There’s nothing wrong with being fashionably late. With late-model Mustangs, Chargers, Camaros, and Thunderbirds all traversing American roads in retro fashion, the infamous thunder chicken was noticeably gone.
In the Firebird’s defense, it doesn’t help that Pontiac was shut down in 2009. That hasn’t stopped custom fabricator Kasim Tlibekov (Tlibekua) from imagining what a modern-day Firebird would look like. As it turns out, the answer is pretty damn mean.
More Curves than Jessica Rabbit
GM produced the Firebird until 2002, with four generations of the car roughly following the development of the Chevy Camaro with which it shared a platform. Tlibekov’s take on the car borrows heavily from the first-generation Firebird, blending some seriously wide hips and lovely rounded fenders into the vintage car’s basic shape.
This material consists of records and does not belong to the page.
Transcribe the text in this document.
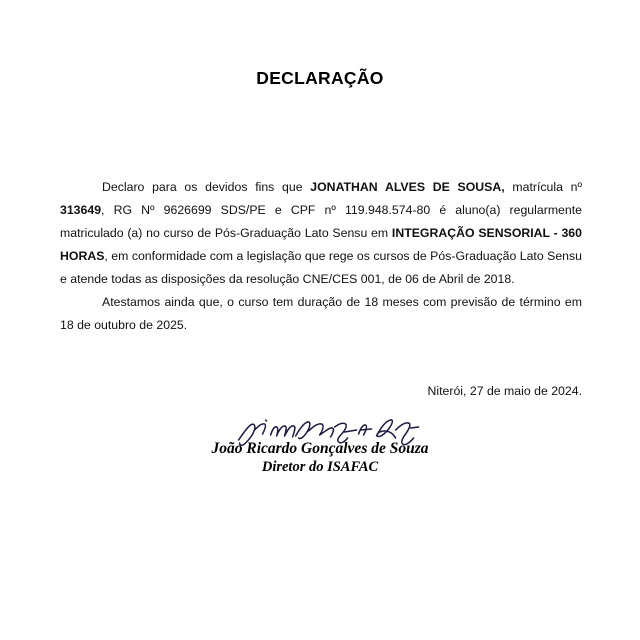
DECLARAÇÃO

Declaro para os devidos fins que JONATHAN ALVES DE SOUSA, matrícula nº 313649, RG Nº 9626699 SDS/PE e CPF nº 119.948.574-80 é aluno(a) regularmente matriculado (a) no curso de Pós-Graduação Lato Sensu em INTEGRAÇÃO SENSORIAL - 360 HORAS, em conformidade com a legislação que rege os cursos de Pós-Graduação Lato Sensu e atende todas as disposições da resolução CNE/CES 001, de 06 de Abril de 2018.

Atestamos ainda que, o curso tem duração de 18 meses com previsão de término em 18 de outubro de 2025.

Niterói, 27 de maio de 2024.
João Ricardo Gonçalves de Souza
Diretor do ISAFAC
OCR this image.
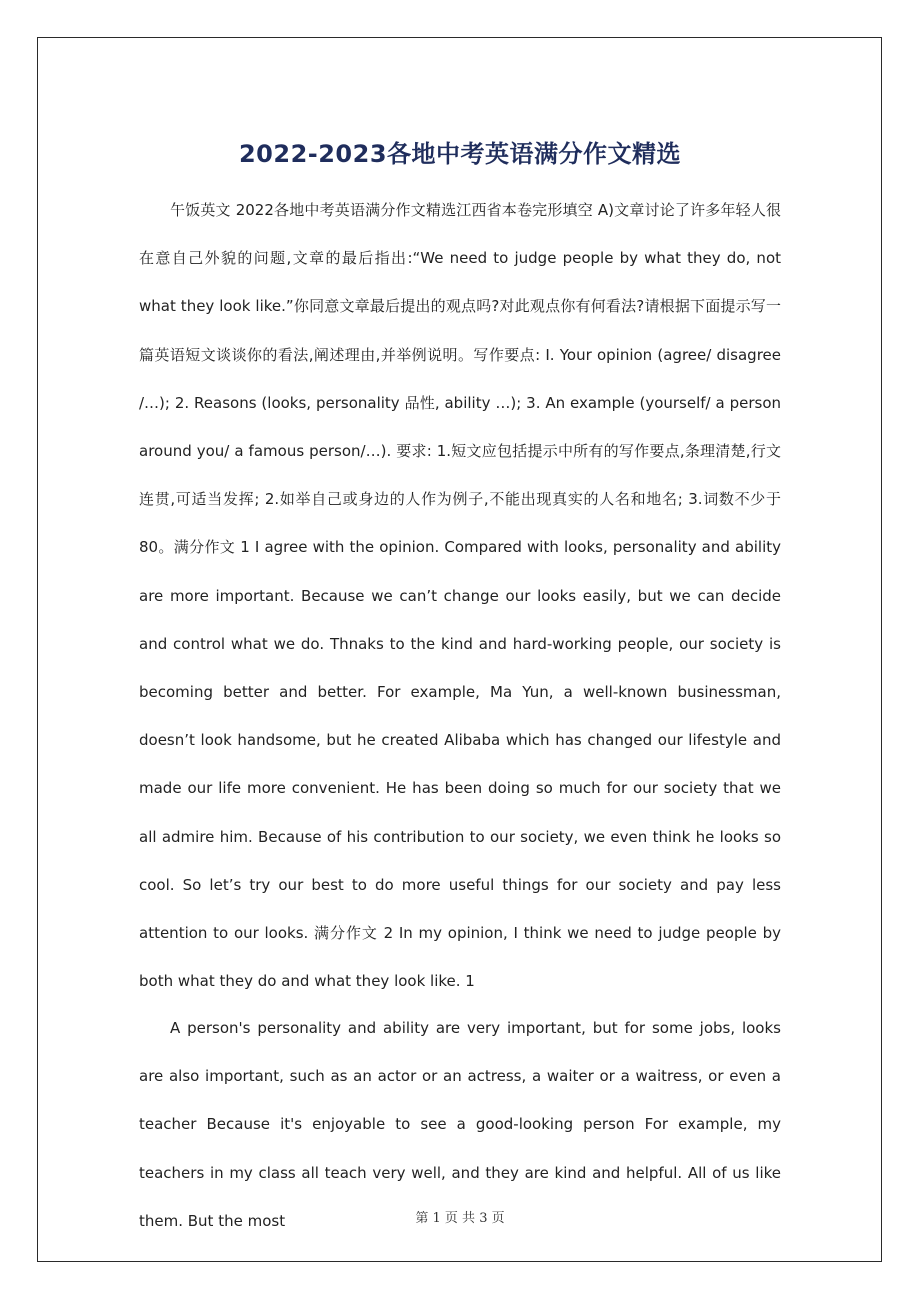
2022-2023各地中考英语满分作文精选

午饭英文 2022各地中考英语满分作文精选江西省本卷完形填空 A)文章讨论了许多年轻人很在意自己外貌的问题,文章的最后指出:“We need to judge people by what they do, not what they look like.”你同意文章最后提出的观点吗?对此观点你有何看法?请根据下面提示写一篇英语短文谈谈你的看法,阐述理由,并举例说明。写作要点: I. Your opinion (agree/ disagree /…); 2. Reasons (looks, personality 品性, ability …); 3. An example (yourself/ a person around you/ a famous person/…). 要求: 1.短文应包括提示中所有的写作要点,条理清楚,行文连贯,可适当发挥; 2.如举自己或身边的人作为例子,不能出现真实的人名和地名; 3.词数不少于80。满分作文 1 I agree with the opinion. Compared with looks, personality and ability are more important. Because we can’t change our looks easily, but we can decide and control what we do. Thnaks to the kind and hard-working people, our society is becoming better and better. For example, Ma Yun, a well-known businessman, doesn’t look handsome, but he created Alibaba which has changed our lifestyle and made our life more convenient. He has been doing so much for our society that we all admire him. Because of his contribution to our society, we even think he looks so cool. So let’s try our best to do more useful things for our society and pay less attention to our looks. 满分作文 2 In my opinion, I think we need to judge people by both what they do and what they look like. 1

A person's personality and ability are very important, but for some jobs, looks are also important, such as an actor or an actress, a waiter or a waitress, or even a teacher Because it's enjoyable to see a good-looking person For example, my teachers in my class all teach very well, and they are kind and helpful. All of us like them. But the most	第 1 页 共 3 页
He asserts that unlike attempts from other builders, this car is not a Camaro in bodywork. It is a one-hundred-percent original design from the ground up.
Check out My Good Side
The front three-quarter view is probably the car’s best. You can spot the ’68-inspired grille and squared-off headlights. A large air damn gapes beneath them, perhaps feeding into a set of turbochargers a-la the “TT” designation. An aggressive splitter is suspended on wires, completing the look.
Black is unquestionably the right color for this car, and the dished seven-spoke wheels it wears complete the look nicely. They must be at least 11 inches wide in back to accommodate the race rubber this thing sports—complete with #Tlibekua stencils. Hoonigan eat your heart out.
Junk in the Trunk
Around back the concept displays some ’70s flair with a set of rear-window louvers. The sculpted cockpit blends nicely into the doorsills, but if we have any gripe about this design, it’s the car’s Kardashian-inspired rear end.
Tlibekov clearly wants to send the message that this car is powerful, and requires the immense grip that a widened rear-end as this provides. Where things get dicey is in the flared fenders that arch up above a set of tasteful first-gen-inspired taillights and then roll all the way around the sides of the car into a set of oval exhaust tips.
It’s not beyond help, and Tlibekov himself admits this is the last part of the car that needs more tweaking, but as it stands the back looks a little contrived as if he got lazy and tacked on the back of a Viper or AC Cobra.
Still, the overall design is stunning and looks drivable. We shouldn’t let a little extra in back keep anyone from having a good time. This seems to be a one-off project, so if you want your own build you’ll have to go for a body-kit, which is a pretty inexpensive way to get the job done. There’s only one question left to ask with this build though: What’s under the hood?